In his endorsement, Trump slammed Governor Charlie Baker, who has not said if he’s running for reelection in 2022. The former president called him a “RINO” — Republican in name only — “who has done nothing for the Republican Party.”
He continued with a litany of attacks, criticizing Baker for everything from his stance on crime and his COVID-19 response to transportation and climate issues.
“Baker is definitely not an American First or Make America Great Again kind of guy,” Trump wrote. “Geoff Diehl, on the other hand, is a true patriot.”
Trump’s endorsement of the conservative Diehl arrives amid deep divisions in the Massachusetts Republican Party, which is split between Trump loyalists and moderates who back Baker.
A popular second-term chief executive who eschews national political controversy and touts his collaborative, bipartisan approach, Baker has said he’s still talking with his family about whether to seek a third term. Sometimes a loud Trump critic, Baker has said he did not vote for president in 2020.
Trump also attacked Baker on Twitter in September 2020 after Baker defended the use of mail-in ballots.
“RINO Governor Charlie Baker of Massachusetts is unsuccessfully trying to defend Mail In Ballots,” Trump tweeted, repeating without evidence claims that mail-in voting leads to widespread fraud.
The endorsement comes just a day after Diehl falsely claimed that “the 2020 election was rigged,” an often-repeated line from Trump acolytes.
Diehl also called on Baker this week to reject a bill that would allow for mail-in voting permanently, claiming without evidence that absentee ballots have led to fraud.
Experts say there is no evidence of widespread voter fraud; Massachusetts elections officials say they are not aware of any recent voter fraud cases.
Diehl recently participated in a protest outside a Baker fund-raiser held on Cape Cod, exemplifying the split within the Massachusetts GOP. The party’s current chairman, Jim Lyons, has criticized Baker and aligned himself with Trump, leaving many on the Republican State Committee frustrated.
Diehl said in a statement Tuesday that the endorsement came after a phone call with Trump, and he pledged to follow the former president’s lead.
“Like the President, I want people to feel like government isn’t working against them and that they can enjoy the individual freedoms our state and country were founded upon,” Diehl said.
He faces an uphill battle to earn the Republican nomination in the race, let alone win as a Trump supporter in a general election.
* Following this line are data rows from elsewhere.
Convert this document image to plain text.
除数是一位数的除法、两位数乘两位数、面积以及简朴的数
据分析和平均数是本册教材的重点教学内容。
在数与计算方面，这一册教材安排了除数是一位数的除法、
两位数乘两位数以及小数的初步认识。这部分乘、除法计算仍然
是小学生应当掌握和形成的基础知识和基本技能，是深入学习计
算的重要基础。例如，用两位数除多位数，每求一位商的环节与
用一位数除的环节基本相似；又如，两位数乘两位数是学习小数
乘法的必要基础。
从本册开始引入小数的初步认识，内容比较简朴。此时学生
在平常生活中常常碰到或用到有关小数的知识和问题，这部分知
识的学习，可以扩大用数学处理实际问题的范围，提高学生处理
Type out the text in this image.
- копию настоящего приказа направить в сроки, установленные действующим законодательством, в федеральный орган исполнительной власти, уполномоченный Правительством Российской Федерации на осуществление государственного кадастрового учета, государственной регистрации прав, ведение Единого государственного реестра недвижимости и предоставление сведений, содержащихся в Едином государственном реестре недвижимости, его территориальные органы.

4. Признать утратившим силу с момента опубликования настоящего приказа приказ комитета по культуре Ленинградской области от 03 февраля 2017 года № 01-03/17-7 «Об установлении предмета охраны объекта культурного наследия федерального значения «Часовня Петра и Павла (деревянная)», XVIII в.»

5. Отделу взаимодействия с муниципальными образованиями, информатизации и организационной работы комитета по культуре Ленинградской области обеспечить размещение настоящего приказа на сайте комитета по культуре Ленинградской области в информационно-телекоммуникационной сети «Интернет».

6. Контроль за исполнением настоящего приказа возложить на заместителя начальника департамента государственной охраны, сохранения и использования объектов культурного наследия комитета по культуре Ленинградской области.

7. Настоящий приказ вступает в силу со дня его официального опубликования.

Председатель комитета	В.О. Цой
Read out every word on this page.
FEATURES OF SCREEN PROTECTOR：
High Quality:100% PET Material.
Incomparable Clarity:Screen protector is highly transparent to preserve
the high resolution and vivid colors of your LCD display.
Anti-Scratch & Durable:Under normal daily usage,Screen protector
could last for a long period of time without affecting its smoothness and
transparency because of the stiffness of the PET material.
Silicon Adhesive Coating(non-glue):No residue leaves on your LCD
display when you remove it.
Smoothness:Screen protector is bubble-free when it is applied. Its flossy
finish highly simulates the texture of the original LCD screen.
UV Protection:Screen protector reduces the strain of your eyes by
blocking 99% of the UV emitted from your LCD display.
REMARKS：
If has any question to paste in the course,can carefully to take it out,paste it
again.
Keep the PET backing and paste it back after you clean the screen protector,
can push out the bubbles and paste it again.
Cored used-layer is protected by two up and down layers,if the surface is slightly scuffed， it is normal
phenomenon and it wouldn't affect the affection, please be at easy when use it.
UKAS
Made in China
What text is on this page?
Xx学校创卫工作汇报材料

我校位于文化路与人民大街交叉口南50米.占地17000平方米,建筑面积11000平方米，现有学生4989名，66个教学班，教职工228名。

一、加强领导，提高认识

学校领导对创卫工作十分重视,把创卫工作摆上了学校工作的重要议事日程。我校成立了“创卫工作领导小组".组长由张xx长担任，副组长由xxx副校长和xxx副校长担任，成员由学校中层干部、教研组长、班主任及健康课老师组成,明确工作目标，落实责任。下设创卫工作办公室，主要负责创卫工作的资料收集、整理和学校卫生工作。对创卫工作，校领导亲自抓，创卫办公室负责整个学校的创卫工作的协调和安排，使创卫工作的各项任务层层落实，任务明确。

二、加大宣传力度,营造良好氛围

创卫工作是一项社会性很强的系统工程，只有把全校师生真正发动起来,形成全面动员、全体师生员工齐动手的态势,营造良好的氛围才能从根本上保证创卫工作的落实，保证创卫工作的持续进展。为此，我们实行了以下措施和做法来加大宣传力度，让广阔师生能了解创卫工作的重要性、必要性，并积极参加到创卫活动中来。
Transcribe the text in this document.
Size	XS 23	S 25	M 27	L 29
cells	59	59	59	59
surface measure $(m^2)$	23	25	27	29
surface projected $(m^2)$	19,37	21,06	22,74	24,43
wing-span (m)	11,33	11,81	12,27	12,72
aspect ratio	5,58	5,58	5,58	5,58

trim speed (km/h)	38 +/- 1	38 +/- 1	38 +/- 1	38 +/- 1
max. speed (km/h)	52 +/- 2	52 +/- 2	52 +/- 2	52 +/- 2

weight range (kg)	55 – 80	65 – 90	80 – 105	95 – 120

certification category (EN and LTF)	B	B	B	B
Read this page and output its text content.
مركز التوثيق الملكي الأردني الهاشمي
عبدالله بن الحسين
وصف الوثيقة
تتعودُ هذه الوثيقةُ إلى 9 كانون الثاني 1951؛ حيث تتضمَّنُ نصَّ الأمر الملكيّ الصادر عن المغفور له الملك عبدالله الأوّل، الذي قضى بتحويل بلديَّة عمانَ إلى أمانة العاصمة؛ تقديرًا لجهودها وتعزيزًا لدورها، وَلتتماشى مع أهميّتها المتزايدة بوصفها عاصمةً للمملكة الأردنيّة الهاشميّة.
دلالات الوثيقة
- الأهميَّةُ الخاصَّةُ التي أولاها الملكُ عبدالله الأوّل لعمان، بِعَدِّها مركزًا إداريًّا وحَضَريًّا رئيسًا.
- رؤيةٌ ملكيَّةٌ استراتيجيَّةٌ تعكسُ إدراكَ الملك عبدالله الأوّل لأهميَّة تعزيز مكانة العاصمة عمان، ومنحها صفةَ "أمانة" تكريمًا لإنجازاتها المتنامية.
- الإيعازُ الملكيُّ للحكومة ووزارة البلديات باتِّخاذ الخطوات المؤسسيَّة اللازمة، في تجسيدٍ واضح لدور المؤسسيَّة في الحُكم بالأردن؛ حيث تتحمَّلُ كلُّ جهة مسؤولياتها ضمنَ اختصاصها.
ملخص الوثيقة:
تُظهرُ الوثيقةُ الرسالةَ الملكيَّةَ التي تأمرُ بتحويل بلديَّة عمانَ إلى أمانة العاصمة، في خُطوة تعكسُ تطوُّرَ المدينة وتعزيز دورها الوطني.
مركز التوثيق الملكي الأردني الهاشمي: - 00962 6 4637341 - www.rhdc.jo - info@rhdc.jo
While Trump is hardly popular in Massachusetts, his support could prove persuasive for a narrow slice of the state voting in a Republican primary. Diehl has consistently attacked Baker from the right, accusing him of taking COVID-19 restrictions too far to the detriment of small businesses.
Three major Democratic candidates also have launched campaigns for governor: state Senator Sonia Chang-Díaz, former state senator Ben Downing, and Harvard professor Danielle Allen.
None has the name recognition of Baker, or of another potential candidate, Massachusetts Attorney General Maura Healey, a Democrat whose $3.3 million campaign account and national reputation would make her a formidable opponent. Healey has yet to announce her plans.
Though he has yet to say if he’s running, Baker raised more than $173,300 in September, marking his best month of campaign fund-raising in two years. A campaign spokesman did not immediately return a request for comment on the Trump endorsement Tuesday night.